An exact timeframe will depend on approvals, successes in future studies and progression within clinical trials. “We are confident that the success of this transplant, our published findings and successful xenotransplants at other institutions are getting us as close as possible to this being a viable option for patients in need,” Locke added.
Why pigs? What similarities exist between pigs and humans?
Pig kidneys are very similar to human kidneys in their makeup and are about the same size.
“When you think about trying to ramp up xenotransplant in relatively short order and keep pace with the demand, the pig offers a great opportunity for that,” said Locke. “Of course, pig organs are quite naturally foreign to the human immune system. For that reason, it is important that these 10 gene edits occur so that the pig kidney becomes a bit more human. This allows the human immune system along with standard immunosuppression that we use in human-to-human transplantation to tolerate the pig kidney and sustain in the person via transplant.”
Will xenotransplant replace allotransplantation (human-to-human transplants)?
No, xenotransplant is meant to be complementary to human-to-human transplantation.
Locke adds that people who are compatible for a xenograft from a pig, paired with living and deceased human-to-human allotransplantation, could potentially wipe out the kidney transplant waiting list.
“Xenotransplantation is simply filling the gap that allotransplantation cannot quite fill, but it needs to be done in concert,” Locke said.
How long is it anticipated to take before the necessary approvals are granted?

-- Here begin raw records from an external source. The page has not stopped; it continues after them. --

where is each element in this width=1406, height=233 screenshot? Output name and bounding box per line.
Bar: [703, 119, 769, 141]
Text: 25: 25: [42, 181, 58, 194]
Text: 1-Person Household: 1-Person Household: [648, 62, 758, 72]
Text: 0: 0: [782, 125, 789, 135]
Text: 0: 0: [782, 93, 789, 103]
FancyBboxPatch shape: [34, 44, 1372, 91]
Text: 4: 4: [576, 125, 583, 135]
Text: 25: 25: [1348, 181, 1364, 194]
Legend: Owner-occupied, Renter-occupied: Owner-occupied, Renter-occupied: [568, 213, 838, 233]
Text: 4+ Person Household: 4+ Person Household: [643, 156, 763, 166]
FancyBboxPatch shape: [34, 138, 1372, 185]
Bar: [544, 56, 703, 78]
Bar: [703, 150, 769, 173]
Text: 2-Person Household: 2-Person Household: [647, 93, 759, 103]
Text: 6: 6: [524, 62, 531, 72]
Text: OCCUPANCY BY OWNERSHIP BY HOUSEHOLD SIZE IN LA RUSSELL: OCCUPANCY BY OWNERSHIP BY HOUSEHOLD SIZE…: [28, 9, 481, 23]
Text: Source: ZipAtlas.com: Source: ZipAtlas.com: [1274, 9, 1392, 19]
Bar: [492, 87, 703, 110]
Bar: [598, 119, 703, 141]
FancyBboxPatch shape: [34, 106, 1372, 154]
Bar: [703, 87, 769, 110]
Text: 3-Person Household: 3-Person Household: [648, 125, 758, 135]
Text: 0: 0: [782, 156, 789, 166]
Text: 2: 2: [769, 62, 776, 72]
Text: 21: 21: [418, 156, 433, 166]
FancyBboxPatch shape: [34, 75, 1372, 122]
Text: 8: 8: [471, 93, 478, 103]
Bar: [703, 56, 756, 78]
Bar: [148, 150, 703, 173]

The timeline will depend on the interactions with the FDA and UAB’s IRB on a clinical path forward.
“We feel that we should pursue the fastest and safest path forward to bring these groundbreaking technologies to patients in need,” Locke said. “We are hopeful that we can begin the phase I clinical trial in humans soon.”
Are there any potential dangers of using an animal organ in a human? Is this process sanitary?
Yes, this is a sanitary process as the pigs are raised in a pathogen-free facility. Additionally, the modification of the pig’s genes makes their organs less likely to be rejected by a human recipient. However, the risk of infections like porcine retrovirus, a pig virus that may be transmitted to humans, is considered very low risk.
“Revivicor pig lines are bred to be free of PERV C, so we see little chance of a PERV A x PERV C recombination event infecting human patients,” Locke said. “The FDA, going back 10 years, has embraced this as sufficient.”